Pedagogy as a situated, dynamic process of multimodal design
In this presentation I will discuss the meaning of multimodal design, a term drawn from multimodality and social semiotics, and how it can be applied to pedagogy using Interactive whiteboards in the classroom. Three central elements of multimodal pedagogic design will be introduced, multimodal content, the social relations of the classroom, and time organised as pace. The conditions for pedagogic design and the influence of curriculum practices and histories on the multimodal designs of pedagogy will be discussed. The questions for thinking about pedagogy will also be examined.
Teachers have always made texts for use in the classroom. The wide spread introduction of Interactive whiteboard (IWB) technology into UK classrooms, and the screen more generally, makes the multimodal resources of colour, image, dynamic movement, and sound newly available for pedagogic design in newly connectable ways. These facilities present teachers with new questions about how to design and use teaching materials, new possibilites and constraints.

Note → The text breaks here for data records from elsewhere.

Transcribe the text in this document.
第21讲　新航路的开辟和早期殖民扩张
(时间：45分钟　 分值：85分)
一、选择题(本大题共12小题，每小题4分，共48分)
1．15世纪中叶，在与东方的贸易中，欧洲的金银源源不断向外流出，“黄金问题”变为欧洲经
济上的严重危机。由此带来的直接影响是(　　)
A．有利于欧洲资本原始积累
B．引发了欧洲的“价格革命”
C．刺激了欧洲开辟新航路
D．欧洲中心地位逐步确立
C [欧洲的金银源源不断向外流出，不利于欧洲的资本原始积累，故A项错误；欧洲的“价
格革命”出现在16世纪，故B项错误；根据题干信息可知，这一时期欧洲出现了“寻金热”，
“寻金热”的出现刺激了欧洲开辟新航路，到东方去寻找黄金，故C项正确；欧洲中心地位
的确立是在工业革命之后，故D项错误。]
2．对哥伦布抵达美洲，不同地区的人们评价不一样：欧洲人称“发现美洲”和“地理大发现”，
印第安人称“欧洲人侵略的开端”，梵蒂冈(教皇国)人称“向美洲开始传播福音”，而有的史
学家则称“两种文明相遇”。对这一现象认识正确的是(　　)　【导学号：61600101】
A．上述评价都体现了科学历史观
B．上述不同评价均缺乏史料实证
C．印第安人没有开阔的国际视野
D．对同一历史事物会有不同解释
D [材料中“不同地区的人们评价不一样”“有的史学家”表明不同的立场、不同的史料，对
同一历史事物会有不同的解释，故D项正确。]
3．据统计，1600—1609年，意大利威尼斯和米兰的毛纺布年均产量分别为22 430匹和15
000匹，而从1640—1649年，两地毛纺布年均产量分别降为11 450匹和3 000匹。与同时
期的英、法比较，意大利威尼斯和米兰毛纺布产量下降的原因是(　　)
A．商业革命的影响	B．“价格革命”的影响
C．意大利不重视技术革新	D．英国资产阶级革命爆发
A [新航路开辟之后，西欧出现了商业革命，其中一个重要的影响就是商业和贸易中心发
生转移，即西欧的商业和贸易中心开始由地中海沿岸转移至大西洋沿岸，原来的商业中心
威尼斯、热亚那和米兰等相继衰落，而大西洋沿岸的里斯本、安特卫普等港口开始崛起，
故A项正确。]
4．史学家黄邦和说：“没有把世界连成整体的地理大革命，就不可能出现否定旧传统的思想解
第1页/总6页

This presentation will examine teachers' design of digital multimodal resources for IWBs and the influence on these of prevalent policy discourses of interactivity, multimodality and fast pace influence.
Dr. Carey Jewitt is a Reader in Education and Technology and UK Research Councils Academic Fellow at the London Knowledge Lab, Institute of Education. Her research is on multimodal representation and technology mediated learning, with a focus on theory and research methods. She co-edits the journal Visual Communication . She is currently editing the Routledge Handbook of Multimodal Analysis (2008) and has written several books on visual and multimodal analysis, most recently Technology, Literacy and Learning: A Multimodality Approach (2006, Routledge).